Background information
- Born: 1958 (age 67–68)
- Origin: Haskovo, Bulgaria
- Genre: Folk music
- Instrument: Saxophone

= Yuri Yunakov =

Bulgarian musician

Yuri Yunakov (Юри Юнаков) is a Bulgarian Romani musician, who is known for participating in the development of Bulgarian wedding music, and introducing it to the United States. He grew up in a Muslim Romani family in Thrace, and started playing music as a boy, sitting in with his father's band. He eventually took up the clarinet, the same instrument as his father. After serving in the army he was a professional boxer, but music turned out to be more lucrative. He was invited to participate with the band of accordionist Ivan Milev, on the condition that he took up the saxophone instead of the clarinet. He trained intensively on the saxophone for a month before his first appearance with Milev's band. Milev's band played Slavic music and Yunakov eventually wished to return to his roots and did so in 1983 when he started to play with the wedding band of Bulgarian clarinetist Ivo Papazov.
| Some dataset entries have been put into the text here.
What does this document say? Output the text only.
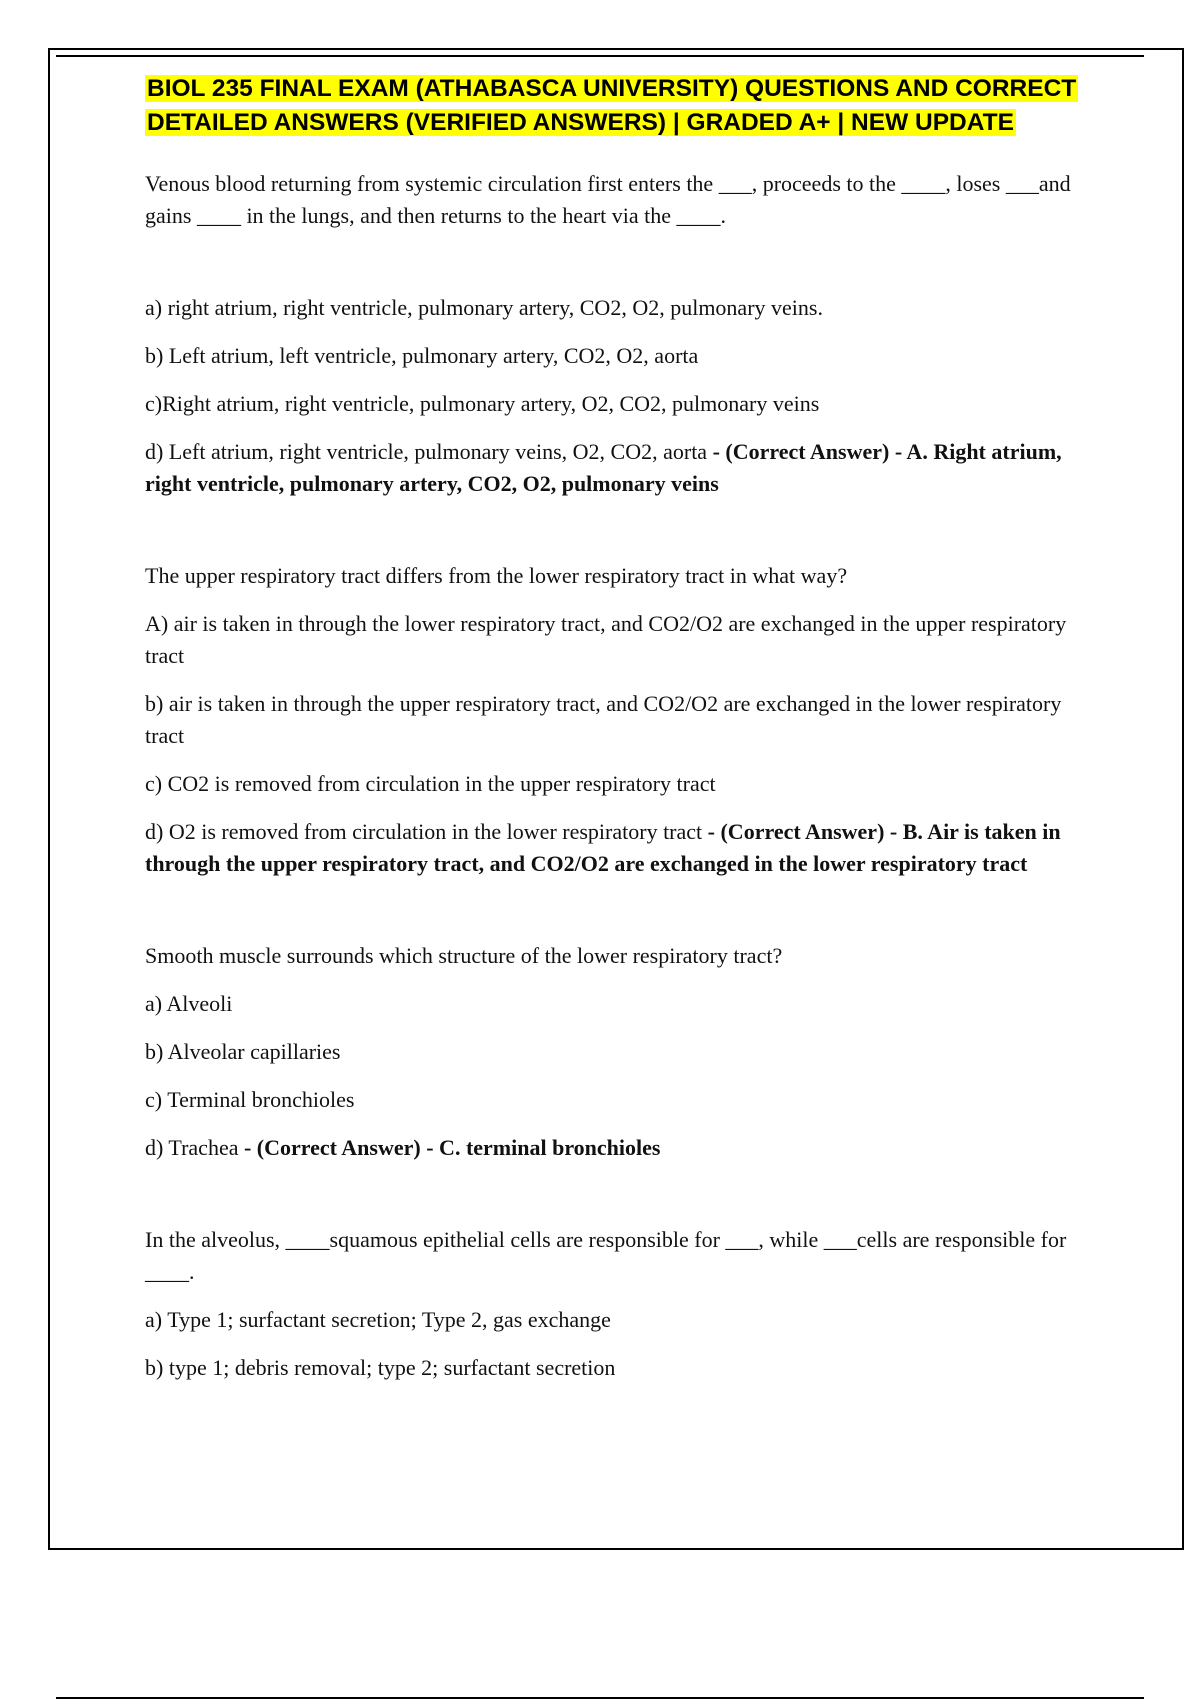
BIOL 235 FINAL EXAM (ATHABASCA UNIVERSITY) QUESTIONS AND CORRECT
DETAILED ANSWERS (VERIFIED ANSWERS) | GRADED A+ | NEW UPDATE

Venous blood returning from systemic circulation first enters the ___, proceeds to the ____, loses ___and gains ____ in the lungs, and then returns to the heart via the ____.

a) right atrium, right ventricle, pulmonary artery, CO2, O2, pulmonary veins.

b) Left atrium, left ventricle, pulmonary artery, CO2, O2, aorta

c)Right atrium, right ventricle, pulmonary artery, O2, CO2, pulmonary veins

d) Left atrium, right ventricle, pulmonary veins, O2, CO2, aorta - (Correct Answer) - A. Right atrium, right ventricle, pulmonary artery, CO2, O2, pulmonary veins

The upper respiratory tract differs from the lower respiratory tract in what way?

A) air is taken in through the lower respiratory tract, and CO2/O2 are exchanged in the upper respiratory tract

b) air is taken in through the upper respiratory tract, and CO2/O2 are exchanged in the lower respiratory tract

c) CO2 is removed from circulation in the upper respiratory tract

d) O2 is removed from circulation in the lower respiratory tract - (Correct Answer) - B. Air is taken in through the upper respiratory tract, and CO2/O2 are exchanged in the lower respiratory tract

Smooth muscle surrounds which structure of the lower respiratory tract?

a) Alveoli

b) Alveolar capillaries

c) Terminal bronchioles

d) Trachea - (Correct Answer) - C. terminal bronchioles

In the alveolus, ____squamous epithelial cells are responsible for ___, while ___cells are responsible for ____.

a) Type 1; surfactant secretion; Type 2, gas exchange

b) type 1; debris removal; type 2; surfactant secretion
In socialist Bulgaria, Romani music was considered anti-Bulgarian and consequently stigmatized, and musicians playing it were a target of government repression. Jazz music was also prohibited and Yunakov started experimenting with both.

Yunakov emigrated to New York City in 1994 and formed the Yuri Yunakov Ensemble, which has toured widely in the USA and in Europe.

Yunakov is a recipient of a 2011 National Heritage Fellowship awarded by the National Endowment for the Arts, which is the United States government's highest honor in the folk and traditional arts.